Milan Capital, the company that purchased the former Ridgeline Golf Course and tried to get it rezoned to accommodate 38 houses, lost that battle when the California Supreme Court ruled against it. Now, at the same time it’s looking for a zone change to build 150 units on the 109-acre Sully-Miller property it owns, it is attempting to circumvent the state court’s Ridgeline decision.

Six years ago, the Orange Park Association, along with Orange Citizens for Parks and Recreation, opposed Milan's Ridgeline development because the property was zoned “open space/recreation,” and that’s what the East Orange community wanted it to be.  When the city council approved a zone change to allow housing, Orange Citizens launched a citywide referendum asking voters to reject the city’s approval of Milan’s zone change. The referendum succeeded, but Milan challenged it with a lawsuit, claiming the zone change wasn’t needed after all, because a “lost” addendum to the 1973 Orange Park Acres Specific Plan allowed housing on the property.

Court sides with citizens
Milan won its case in the trial court. Orange Citizens appealed the decision, but the Appellate Court upheld the ruling in favor of the developer. Orange Citizens then took its appeal to the state Supreme Court and the justices agreed to hear the case. In December 2016, the Supreme Court ruled unanimously in favor of the residents and directed the lower courts to adjust their decisions.  The Fourth Appellate District Court reversed its ruling in March 2017. It found that “no issues remained” for the lower trial court except to “determine costs and fees” to be recovered by the plaintiffs, and paid by Milan Capital.

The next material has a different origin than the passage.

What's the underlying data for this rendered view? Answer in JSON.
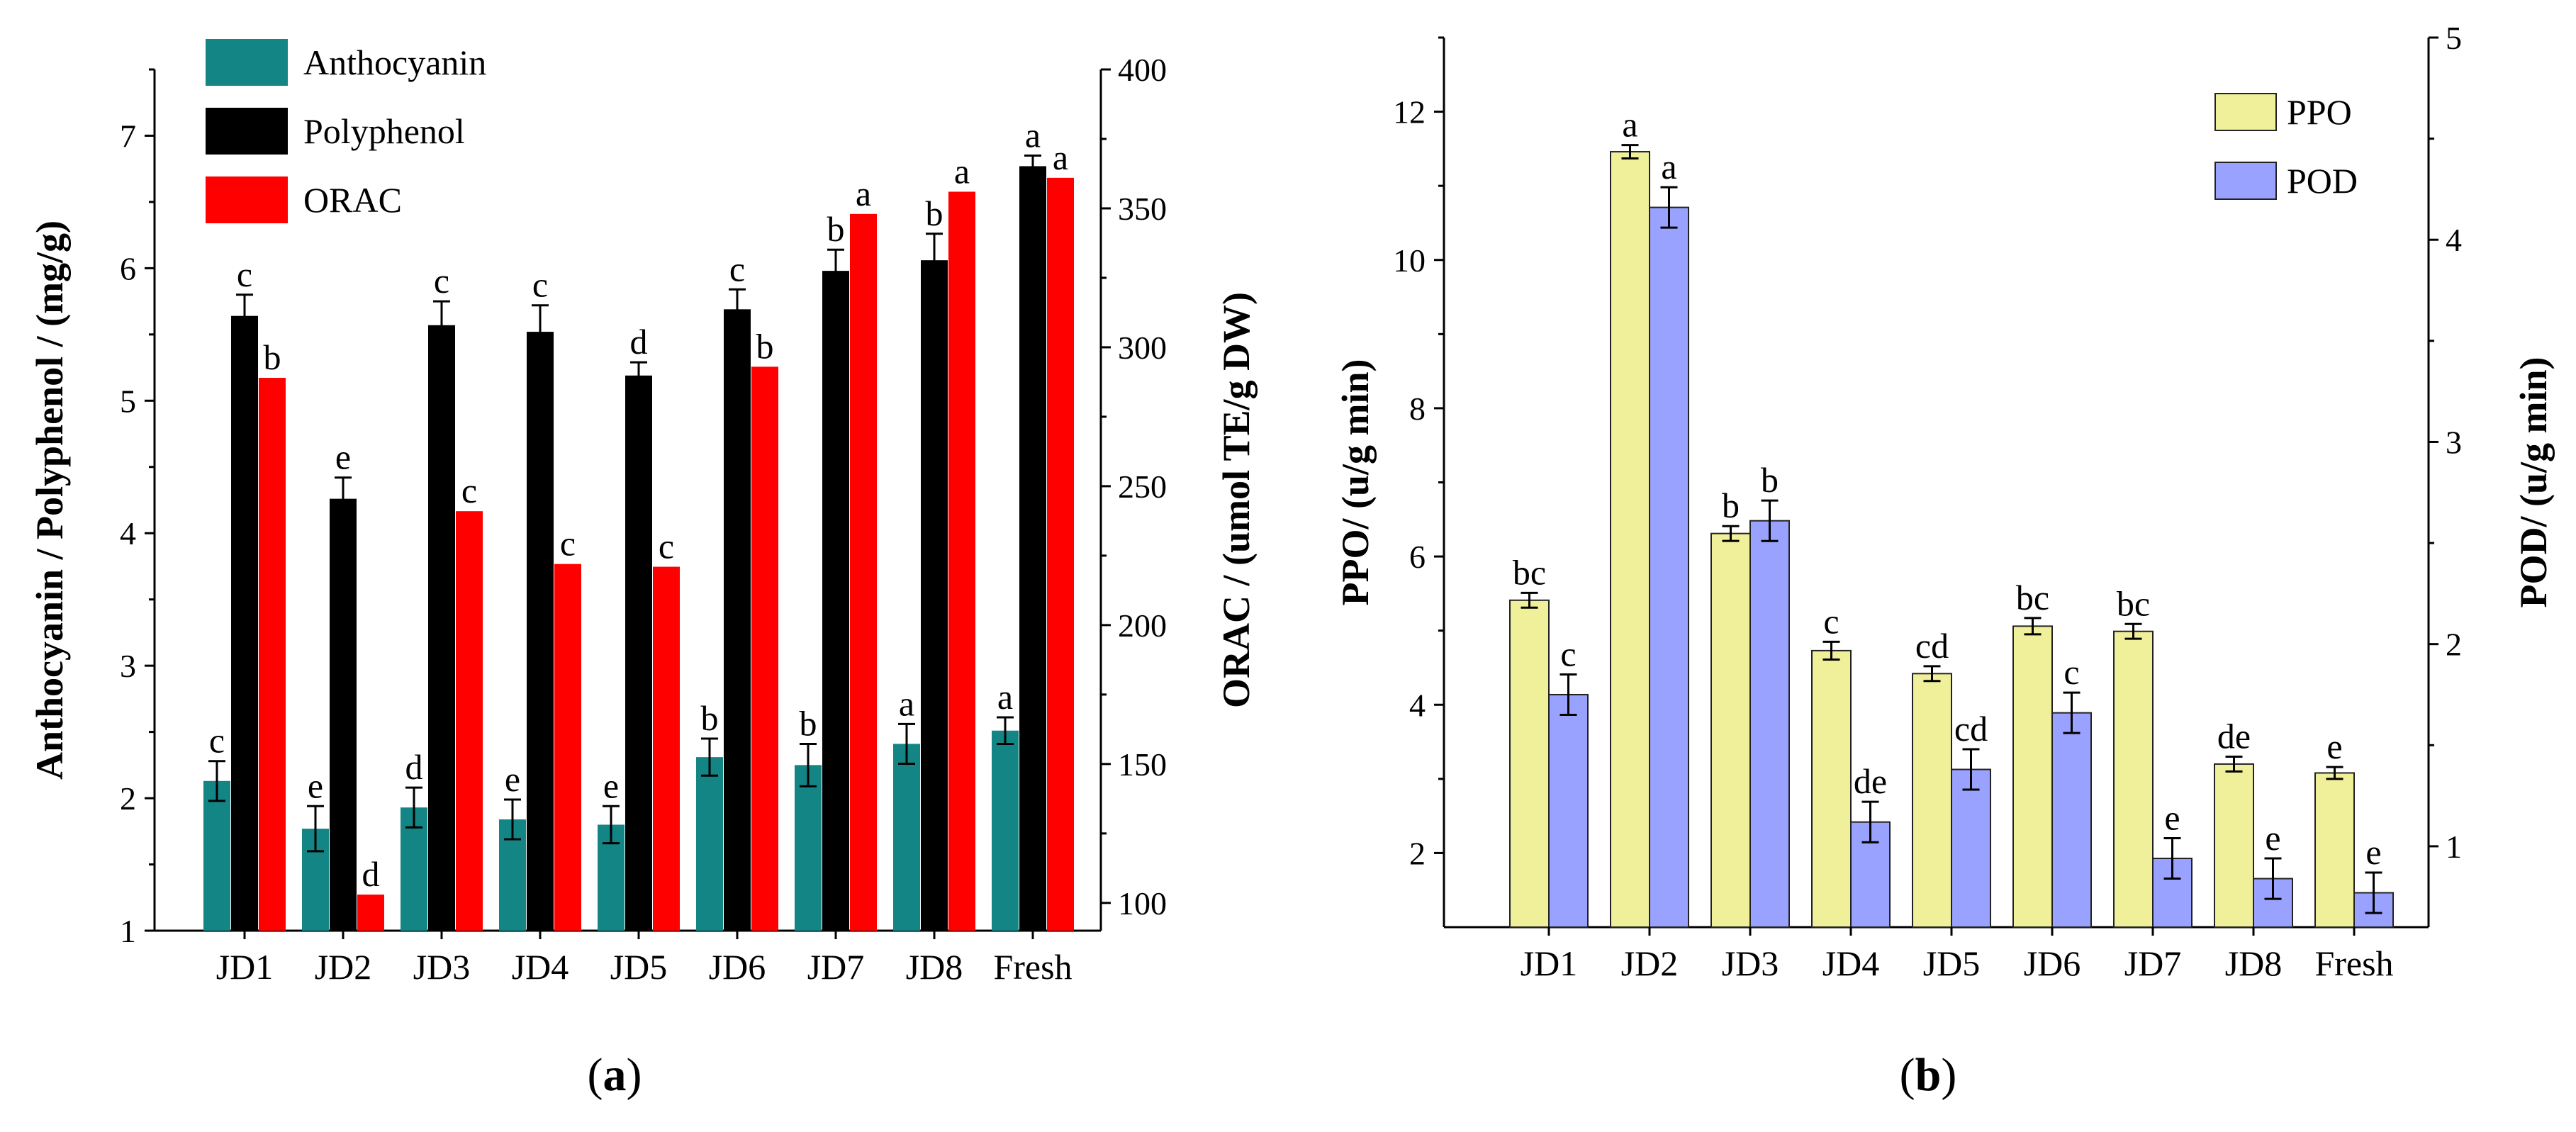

Despite the Appellate Court ruling, Milan’s attorneys returned to the trial court arguing that there were issues yet to resolve, including the company’s claim that there were irregularities in the 2012 referendum.  Orange Citizens’ attorneys have filed a motion asking the trial court to dismiss Milan’s argument and enter a judgment according to the Appellate ruling. They will thereafter file a motion to recover Orange Citizens’ attorney fees under California’s Private Attorney General Statute.

There is no apparent linkage between the proposed development and the referendum litigation, but Milan’s claim of “irregularities,” and its delay in paying Orange Citizens’ attorney fees are muddying the waters.  

Hidden agenda?
“We really don’t understand their end game, as the courts couldn’t be clearer,” OPA President Don Bradley said.  “The referendum succeeded.  Ridgeline remains open space and the general plan must be followed.  The only issue that remains is costs and attorney fees.” 

Milan is seeking acquiescence on its Sully-Miller project from the same people who sued it over Ridgeline. Like Ridgeline, the site falls within the purview of the OPA Specific Plan.   The City of Orange General Plan labels it “sand and gravel” or “open space.”  As it stands, the current zoning designation allows Milan to build about 25 homes.

Milan presented four versions of its 50-acre, 150-unit plan to the community at a Notice of Preparation (NOP) meeting in March.  A fifth version, allowing for 25 acres of development, was recommended by the City of Orange Sully-Miller Liaison Committee and included in the mix.  Over 100 residents from OPA, Mabury Ranch, The Reserve and surrounding neighborhoods attended the meeting.   They were asked to identify the plan they favored.  The lower density liaison committee plan was the crowd favorite.  The City of Orange received over 100 responses to the NOP, none of them favorable to the 150-unit Milan proposal.